Try it - information from file names
‘fileExample1.txt’ contains the input text from the first regex example in the intro of this course. Can you recreate that transformation?
Convert this list of files (fileExample1.txt)…/path/to/my/data/folder1/s1-R1_6h-shade.fasta /path/to/my/data/folder1/s2-R1_6h-sun.fasta /path/to/my/data/folder1/s3-R1_24h-shade.fasta /path/to/my/data/folder1/s4-R1_24h-sun.fasta /path/to/my/data/folder2/s1-R2_6h-shade.fasta /path/to/my/data/folder2/s2-R2_6h-sun.fasta /path/to/my/data/folder2/s3-R2_24h-shade.fasta /path/to/my/data/folder2/s4-R2_24h-sun.fasta
…into this table of sample information:
Sample1 Rep1 6hours shade s1-R1_6h-shade.fasta /path/to/my/data/folder1/ Sample2 Rep1 6hours sun s2-R1_6h-sun.fasta /path/to/my/data/folder1/ Sample3 Rep1 24hours shade s3-R1_24h-shade.fasta /path/to/my/data/folder1/ Sample4 Rep1 24hours sun s4-R1_24h-sun.fasta /path/to/my/data/folder1/ Sample1 Rep2 6hours shade s1-R2_6h-shade.fasta /path/to/my/data/folder2/ Sample2 Rep2 6hours sun s2-R2_6h-sun.fasta /path/to/my/data/folder2/ Sample3 Rep2 24hours shade s3-R2_24h-shade.fasta /path/to/my/data/folder2/ Sample4 Rep2 24hours sun s4-R2_24h-sun.fasta /path/to/my/data/folder2/
Solution
sed -E \ 's/^(.+\/)(s([0-9]+)-R([0-9]+)_([0-9]+)h-(\w+)\.fasta)/Sample\3\tRep\4\t\5hours\t\6\t\2\t\1/' \ fileExample1.txt
Key Points
sed -E 's/pattern/replacement/'
's/pattern/replacement/g'
- enables Greedy, replace-all mode.Use grouping () in pattern and back-reference \1 in replacement…

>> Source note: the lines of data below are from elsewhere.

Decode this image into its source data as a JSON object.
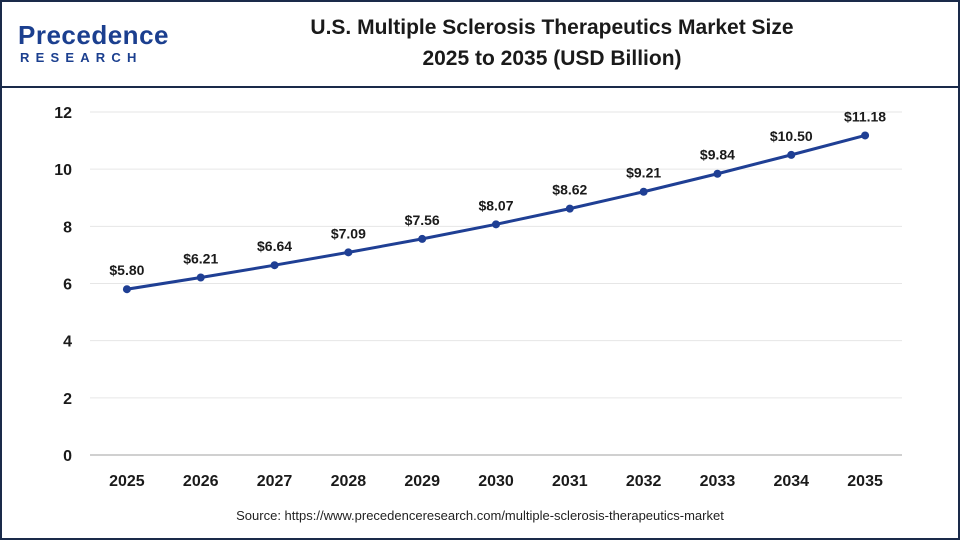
{
  "brand": {
    "name": "Precedence",
    "sub": "RESEARCH",
    "color": "#1b3f8f"
  },
  "title": {
    "line1": "U.S. Multiple Sclerosis Therapeutics Market Size",
    "line2": "2025 to 2035 (USD Billion)"
  },
  "source": "Source: https://www.precedenceresearch.com/multiple-sclerosis-therapeutics-market",
  "chart_data": {
    "type": "line",
    "categories": [
      "2025",
      "2026",
      "2027",
      "2028",
      "2029",
      "2030",
      "2031",
      "2032",
      "2033",
      "2034",
      "2035"
    ],
    "series": [
      {
        "values": [
          5.8,
          6.21,
          6.64,
          7.09,
          7.56,
          8.07,
          8.62,
          9.21,
          9.84,
          10.5,
          11.18
        ],
        "labels": [
          "$5.80",
          "$6.21",
          "$6.64",
          "$7.09",
          "$7.56",
          "$8.07",
          "$8.62",
          "$9.21",
          "$9.84",
          "$10.50",
          "$11.18"
        ],
        "color": "#1f3f94"
      }
    ],
    "yticks": [
      "0",
      "2",
      "4",
      "6",
      "8",
      "10",
      "12"
    ],
    "ylim": [
      0,
      12
    ],
    "grid": true,
    "legend": "none"
  }
}
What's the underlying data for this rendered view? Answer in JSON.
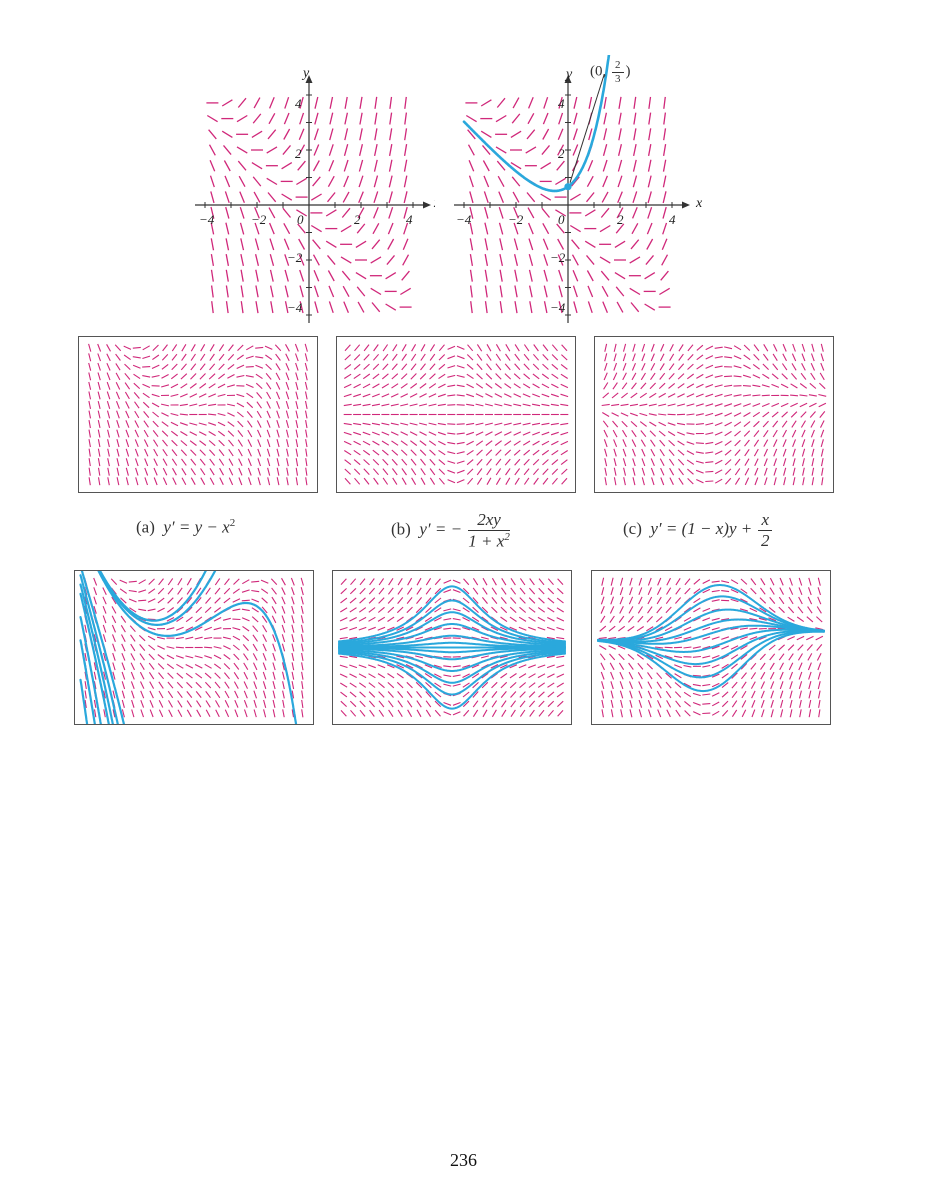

… to rearrange or recontextualise parts of the matched input.
Tips for writing complex substitutions:
1- Start with a complete real example pasted as your pattern.
2- Escape ‘\’ any forward slashes, literal brackets, etc., as necessary.
3- Circle the parts to retain, with round brackets.
4- Write your replacement rules, using back-references.
5- Substitution should now work for your specific real example.
6- Abstract pattern with wildcards, etc., to make ambiguous enough for all required cases.